This question stems off of this other article. I'm currently using BreezeJS with Entity Framework but I don't believe I am using it quite the way it was intended. Currently I am calling save changes on an array of entities that I am sending to the server and then deserializing them into their original structure. I'm hoping there's a better way to do this that I just haven't been able to find. There are two ways I see I could do this but can't get them to work.
First would be to send the array over as a single object that when deserialized would already be in the object structure. When client side that is the format the object is held in so it wouldn't take any additional work.
The second option would be to somehow use the array that is sent to the server and build the object structure using the Entity Framework Metadata within EFContextProvider.

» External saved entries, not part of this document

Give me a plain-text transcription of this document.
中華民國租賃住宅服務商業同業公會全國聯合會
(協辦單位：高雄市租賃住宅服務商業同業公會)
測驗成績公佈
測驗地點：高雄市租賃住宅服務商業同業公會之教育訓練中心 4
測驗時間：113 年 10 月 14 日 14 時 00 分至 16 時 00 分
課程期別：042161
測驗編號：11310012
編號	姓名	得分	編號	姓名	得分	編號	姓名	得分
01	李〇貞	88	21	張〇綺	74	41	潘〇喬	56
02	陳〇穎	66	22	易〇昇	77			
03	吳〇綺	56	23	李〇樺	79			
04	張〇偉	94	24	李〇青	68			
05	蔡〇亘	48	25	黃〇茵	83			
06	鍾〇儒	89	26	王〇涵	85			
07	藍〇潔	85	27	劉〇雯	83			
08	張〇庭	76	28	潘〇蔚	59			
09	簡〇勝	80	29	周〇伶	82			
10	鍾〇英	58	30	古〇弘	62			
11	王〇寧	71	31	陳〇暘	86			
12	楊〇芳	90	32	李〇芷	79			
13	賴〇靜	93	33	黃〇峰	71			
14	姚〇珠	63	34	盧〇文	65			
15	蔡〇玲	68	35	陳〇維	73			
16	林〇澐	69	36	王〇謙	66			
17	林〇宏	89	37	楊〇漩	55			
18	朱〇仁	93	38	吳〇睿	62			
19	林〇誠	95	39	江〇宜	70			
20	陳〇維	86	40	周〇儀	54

If possible I would prefer a solution closer to option one.
Javascript
function saveObjects() {
// Assume the child class has a foreign key to the parent
var parent = dataService.createEntity('PARENT', parentObject);
var child = dataService.createEntity('CHILD', childObject);
// Save changes
// This is what I'm currently doing because each entity is seperate
dataService.saveChanges([parent, child]);
// This is what I would like to do
// dataService.saveChanges(parent);
}
The object that is currently sent looks like this. I want CHILD to actually be a child within the PARENT object when it gets sent across.
// Current saveBundle
{"entities": [
{"ID: 1,
"entityAspect": {"entityTypeName": "PARENT", ...}},
{"PARENT_ID: 1,
"entityAspect": {"entityTypeName": "CHILD", ...}}
]}
// Ideal saveBundle
{"entities": [
{"ID: 1,
{"PARENT_ID: 1,
"entityAspect": {"entityTypeName": "CHILD", ...}},
"entityAspect": {"entityTypeName": "PARENT", ...}},
]}
C#
[HttpPost]
public SaveResult SaveChanges(JObject saveBundle)
{
// Currently I have to deserialize each object and rebuild the object
// because the save bundle is a list of single entities instead of
// the existing object hierarchy
PARENT parent = DeserializeEntity(saveBundle, 'PARENT');
parent.child = DeserializeEntity(saveBundle, 'CHILD');
// Custom Validation and Saving is done here
}
I may be using BreezeJS incorrectly but the validation and database saving happens in separate modules further down the line. I'm just trying to cut out some the manual work in the middle (having to rebuild the object structure).
One way to address your problem is to perform work in the
BeforeSaveEntities
method. There, the entities have already been deserialized, but are still not in an object graph. You can have EF arrange them in an object graph for you by attaching them to a separate Context (not the same one used for saving).See this SO question and answer for more details.